Oh cool I get an Amazon credit if y'all subscribe for the low, low price of $3/mo. at this link:

https://theathletic.com/359370?shared_by=316365
 
I broke down and subscribed, it's a good article with lots of details.

The answer to your question is no, but it doesn't matter much for Medina: "While the fund cannot be used on players already in MLS, a source indicated teams with eligible players already on loan will be able to use the fund to sign those players to a permanent deal. ... Players signed under the Youth Transfer Fund would hit teams’ budgets at the same rate as young Designated Players—either $150,000 or $200,000 depending on age. The Youth Transfer Fund would encompass both transfer fees and salary expenditure above that youth DP charge."

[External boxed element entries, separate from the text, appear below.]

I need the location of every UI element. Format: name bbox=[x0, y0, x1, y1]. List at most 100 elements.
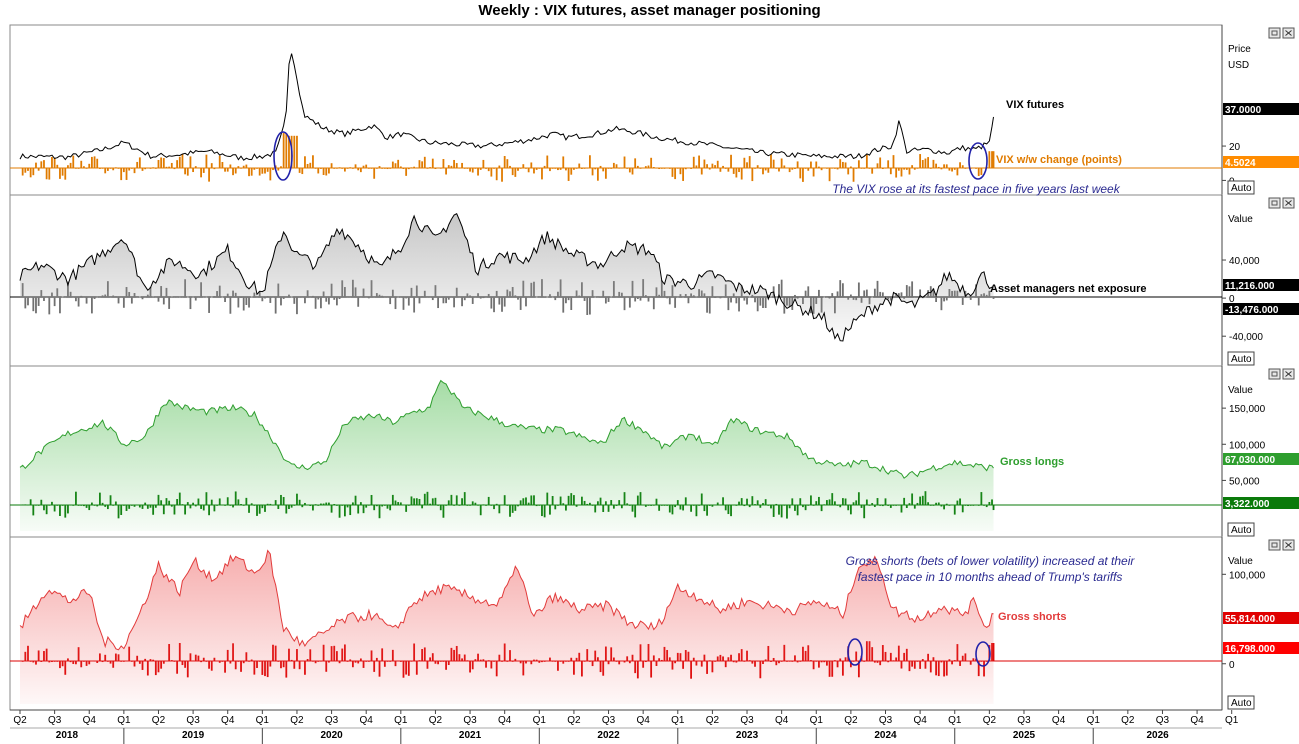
x-quarter-label: Q3 bbox=[186, 715, 200, 726]
change-bar bbox=[394, 163, 397, 168]
x-quarter-label: Q4 bbox=[775, 715, 789, 726]
change-bar bbox=[32, 168, 35, 176]
change-bar bbox=[573, 168, 575, 170]
change-bar bbox=[178, 156, 181, 168]
change-bar bbox=[881, 292, 884, 297]
change-bar bbox=[852, 168, 855, 182]
change-bar bbox=[596, 168, 599, 181]
change-bar bbox=[117, 297, 120, 304]
auto-scale-button[interactable]: Auto bbox=[1227, 351, 1255, 366]
last-value-text: 37.0000 bbox=[1225, 105, 1262, 116]
change-bar bbox=[168, 297, 171, 309]
change-bar bbox=[992, 643, 995, 661]
change-bar bbox=[908, 168, 911, 175]
auto-button-frame[interactable] bbox=[1227, 695, 1255, 710]
change-bar bbox=[586, 297, 589, 315]
change-bar bbox=[988, 151, 991, 168]
change-bar bbox=[48, 297, 51, 315]
last-value-tag-shorts: 55,814.000 bbox=[1223, 612, 1299, 625]
change-bar bbox=[282, 133, 285, 168]
x-year-label: 2020 bbox=[320, 730, 343, 741]
change-bar bbox=[261, 297, 264, 302]
change-bar bbox=[889, 168, 892, 175]
close-glyph-icon bbox=[1285, 542, 1292, 548]
auto-scale-button[interactable]: Auto bbox=[1227, 695, 1255, 710]
change-bar bbox=[700, 168, 703, 175]
change-bar bbox=[463, 297, 466, 301]
tag-bg bbox=[1223, 103, 1299, 115]
change-bar bbox=[727, 297, 730, 311]
auto-scale-button[interactable]: Auto bbox=[1227, 180, 1255, 195]
change-bar bbox=[767, 294, 770, 297]
change-bar bbox=[604, 297, 607, 304]
change-bar bbox=[959, 162, 961, 168]
change-bar bbox=[83, 166, 85, 168]
auto-button-frame[interactable] bbox=[1227, 180, 1255, 195]
change-bar bbox=[636, 165, 639, 168]
change-bar bbox=[27, 297, 29, 306]
change-bar bbox=[59, 297, 61, 314]
window-restore-icon[interactable] bbox=[1268, 27, 1281, 39]
change-bar bbox=[429, 167, 432, 168]
change-bar bbox=[375, 168, 378, 169]
change-bar bbox=[487, 168, 490, 172]
change-bar bbox=[437, 167, 440, 169]
auto-button-frame[interactable] bbox=[1227, 351, 1255, 366]
auto-button-frame[interactable] bbox=[1227, 522, 1255, 537]
change-bar bbox=[317, 168, 320, 174]
x-quarter-label: Q4 bbox=[1190, 715, 1204, 726]
close-glyph-icon bbox=[1285, 371, 1292, 377]
change-bar bbox=[88, 163, 91, 168]
change-bar bbox=[826, 296, 828, 298]
window-restore-icon[interactable] bbox=[1268, 368, 1281, 380]
change-bar bbox=[224, 297, 226, 303]
change-bar bbox=[623, 156, 626, 168]
change-bar bbox=[285, 133, 288, 168]
change-bar bbox=[908, 286, 911, 297]
change-bar bbox=[445, 297, 447, 304]
change-bar bbox=[402, 168, 405, 170]
change-bar bbox=[674, 297, 677, 308]
change-bar bbox=[426, 167, 429, 169]
change-bar bbox=[916, 167, 919, 169]
change-bar bbox=[245, 297, 248, 305]
change-bar bbox=[992, 151, 995, 168]
auto-scale-button[interactable]: Auto bbox=[1227, 522, 1255, 537]
series-label-shorts: Gross shorts bbox=[998, 611, 1066, 623]
change-bar bbox=[541, 168, 543, 180]
change-bar bbox=[242, 165, 245, 168]
change-bar bbox=[815, 161, 818, 168]
change-bar bbox=[434, 168, 437, 170]
change-bar bbox=[607, 297, 610, 302]
change-bar bbox=[173, 168, 176, 170]
change-bar bbox=[359, 168, 362, 173]
change-bar bbox=[746, 297, 748, 305]
chart-title: Weekly : VIX futures, asset manager posi… bbox=[478, 2, 821, 19]
tag-bg bbox=[1223, 453, 1299, 465]
change-bar bbox=[75, 297, 77, 302]
series-line-longs bbox=[19, 379, 994, 479]
change-bar bbox=[743, 297, 746, 301]
change-bar bbox=[956, 168, 959, 176]
change-bar bbox=[557, 168, 559, 171]
change-bar bbox=[714, 165, 716, 168]
change-bar bbox=[258, 168, 261, 176]
change-bar bbox=[818, 166, 820, 168]
window-restore-icon[interactable] bbox=[1268, 539, 1281, 551]
change-bar bbox=[72, 155, 75, 168]
change-bar bbox=[69, 162, 72, 168]
change-bar bbox=[953, 168, 956, 170]
x-quarter-label: Q2 bbox=[567, 715, 581, 726]
change-bar bbox=[788, 168, 791, 173]
change-bar bbox=[759, 297, 762, 306]
series-line-shorts bbox=[19, 549, 994, 651]
change-bar bbox=[791, 168, 794, 170]
x-quarter-label: Q2 bbox=[290, 715, 304, 726]
change-bar bbox=[365, 164, 368, 168]
change-bar bbox=[77, 297, 80, 307]
change-bar bbox=[250, 168, 253, 176]
change-value-tag-net: -13,476.000 bbox=[1223, 303, 1299, 316]
change-bar bbox=[762, 297, 764, 309]
window-restore-icon[interactable] bbox=[1268, 197, 1281, 209]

Do they address how they are going to treat any transfer fees teams receive from a sell-on? I know Medina doesn't qualify, but lets just take him as an example and assume we blew the entire $3million on him this summer. What happens if we sell him in the Summer 2020 for 6 million? Does the 3 million in the fund get replenished? If so, what happens to the other $3 million?

Point being, it's all well and good MLS is letting teams get more aggressive acquiring guys, but they also need to address how transfer fees club receive are administered.
 
"The Youth Transfer Fund money is discretionary, multiple sources said, which means team owners will have to opt in to use all or some of the $3 million."

Oh cool I get an Amazon credit if y'all subscribe for the low, low price of $3/mo. at this link:

https://theathletic.com/359370?shared_by=316365
Call me a commie but I don't like this being discretionary. I want all teams involved in this.
 
Call me a commie but I don't like this being discretionary. I want all teams involved in this.

Commie.

Honestly, though, MLS is making its own elaborate roster rules more and more farcical. The amount of discretionary money available to teams by this summer will be more than the supposed salary cap, and thanks to DP spending the payroll gap is already at European levels of disparity. At what point do you drop the act and just let teams buy who they want?
 
Commie.

Honestly, though, MLS is making its own elaborate roster rules more and more farcical. The amount of discretionary money available to teams by this summer will be more than the supposed salary cap, and thanks to DP spending the payroll gap is already at European levels of disparity. At what point do you drop the act and just let teams buy who they want?
Yep. Drop all discretionary & youth/senior descriptions, and simply slap a luxury tax on teams that are over a cap threshold. Done.
 
Commie.

Honestly, though, MLS is making its own elaborate roster rules more and more farcical. The amount of discretionary money available to teams by this summer will be more than the supposed salary cap, and thanks to DP spending the payroll gap is already at European levels of disparity. At what point do you drop the act and just let teams buy who they want?
They're basically maintaining a cap on the salaries of average domestic talent while allowing almost all other spending to go unchecked, and they're using byzantine rules to modestly disguise this.
 
They're basically maintaining a cap on the salaries of average domestic talent while allowing almost all other spending to go unchecked, and they're using byzantine rules to modestly disguise this.

In theory, I don't necessarily agree with that. If anything, they should be freeing up cap money for domestic players as they are moving a whole bunch of the foreigners who were counting $200-$500K on the cap to $150K cap status (TAM, this knew one, and young DPs). In theory that should free up pure cap money for domestic/green card players (I say in theory because all these categories are so new that the team salary cap structures still need time to shake out).

Now if you want to say a $4 million cap figure is too low, that's one thing, but until they give out more international roster slots, the available money for domestic/green card talent should be growing (albiet slower than the TAM guys).

Having said that, I agree the entire system is farcical and needs to be simplified.